The first thing a visitor sees upon entering their house is a wall they've turned into a memorial, with photos of their smiling son, medals and plaques, and knickknacks like a Ninja Turtle in sailor garb that hint at his colorful personality.

They make a date of movies he would have been excited to see: "Teenage Mutant Ninja Turtles," "Warcraft," or anything Marvel-related.

"It's healing," Keno Day said. "We're so proud of him. How could you not be proud of him, for what he did, and what he accomplished?"

In 2013, the ceremony room at Salt Lake City's Military Entrance Processing Station — where incoming service personnel from across the Intermountain West take the Oath of Enlistment — was named for Day.

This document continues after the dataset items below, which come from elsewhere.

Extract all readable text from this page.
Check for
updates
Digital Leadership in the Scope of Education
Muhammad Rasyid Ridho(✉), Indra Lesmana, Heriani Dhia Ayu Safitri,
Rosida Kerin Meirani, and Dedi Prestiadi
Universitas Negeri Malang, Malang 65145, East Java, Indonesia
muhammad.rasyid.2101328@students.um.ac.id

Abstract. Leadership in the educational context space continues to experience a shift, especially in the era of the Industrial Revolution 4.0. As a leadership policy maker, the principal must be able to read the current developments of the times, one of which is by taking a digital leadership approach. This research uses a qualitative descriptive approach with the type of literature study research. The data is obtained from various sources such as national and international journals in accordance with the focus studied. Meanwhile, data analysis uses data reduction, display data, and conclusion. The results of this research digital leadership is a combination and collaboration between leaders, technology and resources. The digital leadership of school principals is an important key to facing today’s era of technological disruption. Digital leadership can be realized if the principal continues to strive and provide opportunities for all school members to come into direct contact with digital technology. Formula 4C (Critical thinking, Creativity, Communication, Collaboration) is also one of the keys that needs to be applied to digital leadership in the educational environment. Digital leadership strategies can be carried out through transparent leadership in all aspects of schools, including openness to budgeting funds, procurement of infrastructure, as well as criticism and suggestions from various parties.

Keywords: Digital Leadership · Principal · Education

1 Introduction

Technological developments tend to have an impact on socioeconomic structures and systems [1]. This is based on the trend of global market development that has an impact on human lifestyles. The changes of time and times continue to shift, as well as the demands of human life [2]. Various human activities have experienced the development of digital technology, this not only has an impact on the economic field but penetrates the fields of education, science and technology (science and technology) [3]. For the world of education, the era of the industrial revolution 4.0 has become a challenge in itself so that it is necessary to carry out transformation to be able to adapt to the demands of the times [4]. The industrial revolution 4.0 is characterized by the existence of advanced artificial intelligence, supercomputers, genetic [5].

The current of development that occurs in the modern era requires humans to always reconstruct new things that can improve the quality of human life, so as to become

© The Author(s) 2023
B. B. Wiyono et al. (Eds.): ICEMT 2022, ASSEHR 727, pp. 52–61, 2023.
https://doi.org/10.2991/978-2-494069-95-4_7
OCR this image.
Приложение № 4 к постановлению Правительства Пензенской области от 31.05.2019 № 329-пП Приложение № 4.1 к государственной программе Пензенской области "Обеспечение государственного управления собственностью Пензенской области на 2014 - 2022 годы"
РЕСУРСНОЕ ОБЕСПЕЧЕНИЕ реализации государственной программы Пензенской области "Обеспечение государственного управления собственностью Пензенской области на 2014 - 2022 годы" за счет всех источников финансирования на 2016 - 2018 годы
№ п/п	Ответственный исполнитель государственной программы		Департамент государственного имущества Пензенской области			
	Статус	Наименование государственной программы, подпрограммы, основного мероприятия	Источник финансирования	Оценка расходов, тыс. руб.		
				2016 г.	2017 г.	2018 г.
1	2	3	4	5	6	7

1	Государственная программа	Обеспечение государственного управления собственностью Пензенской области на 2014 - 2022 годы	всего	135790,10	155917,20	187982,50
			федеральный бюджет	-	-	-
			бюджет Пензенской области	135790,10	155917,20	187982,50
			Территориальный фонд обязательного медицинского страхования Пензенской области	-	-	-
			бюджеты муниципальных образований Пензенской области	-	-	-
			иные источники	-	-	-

Workman's name now graces a sign on a bridge spanning the San Juan River in Mexican Hat after the family enlisted state Sen. David Hinkins to sponsor legislation at this year's session. It's among the first places in Utah that Workman took his newlywed wife and later his newborn son, Hinkins told the Senate while reading from a bill written by Workman's sister-in-law, Eva.

"It's not a big, huge bridge like some of the [Chinook victims] have, but it's perfect for our son, because he grew up in this area, and he loved it here," Betty Workman said. "A small bridge for a small-town boy."

Keno and Betty talk sometimes, either on the phone or through Facebook, and former SEAL teammates text or call them on holidays, birthdays and the anniversary of their deaths. Both mothers praise the Navy and associated foundations for making them feel that their sons' sacrifices are not, and never will be, forgotten.

The 30 American servicemen killed Aug. 6, 2011, represent the largest single day's loss of U.S. personnel during Operation Enduring Freedom and in the nearly 30-year history of the U.S. Special Operations Command.